One hopes the anti-arbitration proposals (SB-410 and AB-1067) will run into the new headwinds blowing from the courts and the governor’s office. The California Supreme Court last summer ruled employment contract arbitration agreements were legal and set out guidelines to make them work better. Gov. Gray Davis last fall vetoed a bill targeting arbitration in mobile home park contracts, going out of his way to state his belief that “mediation and arbitration clauses serve a vital purpose (in) solving disputes” and that “litigation is a more costly means of dispute resolution in a court system plagued by case backlogs.”

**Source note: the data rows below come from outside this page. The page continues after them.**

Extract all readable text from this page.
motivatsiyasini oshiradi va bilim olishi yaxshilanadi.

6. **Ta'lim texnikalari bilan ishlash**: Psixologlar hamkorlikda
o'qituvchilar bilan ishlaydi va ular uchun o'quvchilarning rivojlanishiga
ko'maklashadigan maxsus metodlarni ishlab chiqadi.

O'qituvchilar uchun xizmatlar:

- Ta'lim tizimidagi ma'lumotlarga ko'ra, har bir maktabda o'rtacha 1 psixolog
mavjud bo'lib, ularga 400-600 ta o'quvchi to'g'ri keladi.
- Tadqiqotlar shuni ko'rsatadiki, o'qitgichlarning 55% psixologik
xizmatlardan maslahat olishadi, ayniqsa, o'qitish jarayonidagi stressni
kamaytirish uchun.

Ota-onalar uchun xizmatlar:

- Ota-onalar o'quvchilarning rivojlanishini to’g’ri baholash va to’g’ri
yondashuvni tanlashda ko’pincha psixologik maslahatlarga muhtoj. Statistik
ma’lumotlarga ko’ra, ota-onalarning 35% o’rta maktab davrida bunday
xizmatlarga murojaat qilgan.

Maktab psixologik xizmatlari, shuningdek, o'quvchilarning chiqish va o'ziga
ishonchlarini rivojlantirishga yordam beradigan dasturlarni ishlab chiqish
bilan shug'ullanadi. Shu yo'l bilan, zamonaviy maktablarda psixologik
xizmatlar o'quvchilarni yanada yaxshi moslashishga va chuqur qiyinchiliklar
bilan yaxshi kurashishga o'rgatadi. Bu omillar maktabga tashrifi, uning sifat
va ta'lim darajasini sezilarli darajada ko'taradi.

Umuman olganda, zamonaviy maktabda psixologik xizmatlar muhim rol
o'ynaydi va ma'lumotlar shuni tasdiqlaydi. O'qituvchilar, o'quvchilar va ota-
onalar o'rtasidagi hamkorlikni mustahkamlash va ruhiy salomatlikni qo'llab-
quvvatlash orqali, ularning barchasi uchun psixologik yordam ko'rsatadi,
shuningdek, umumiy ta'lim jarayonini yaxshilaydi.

The pro-frivolous lawsuit bill (SB-476) shifts the summary judgment burden of proof, virtually making a defendant have to prove innocence before getting a dismissal. It would even have the law declare summary judgments to be disfavored in California!

The construction bill (SB-475) is pitched as a reversal of last fall’s state Supreme Court decision which upheld traditional law; you cannot bring a liability lawsuit over a defect that has not caused damage. The court said the ruling the trial lawyers wanted “would like increase the cost of housing by an unforeseeable amount as builders raised prices to cover the increased risk of liability.” These lawyers see no prospect of contingency fees in the preferred solution of beefing up builder warranties and getting disputes into arbitration.

If this session is like the past one, we will see bills to give plaintiffs’ lawyers new fee opportunities by giving them new kinds of suits to file. One has shown up already (SB 588), letting private lawyers sue to enforce prevailing wage laws. Right now, enforcement is the sole responsibility of the Department of Industrial Relations.

With California internationally portrayed as a less-than desirable place to be doing business right now, one would think policymakers might be focusing on ways to offset that perception. The state’s pro-litigation laws are a prime place to start.

Sullivan is president of the Sacramento-based Civil Justice Association of California, a nonprofit association representing businesses, professionals, and local governments.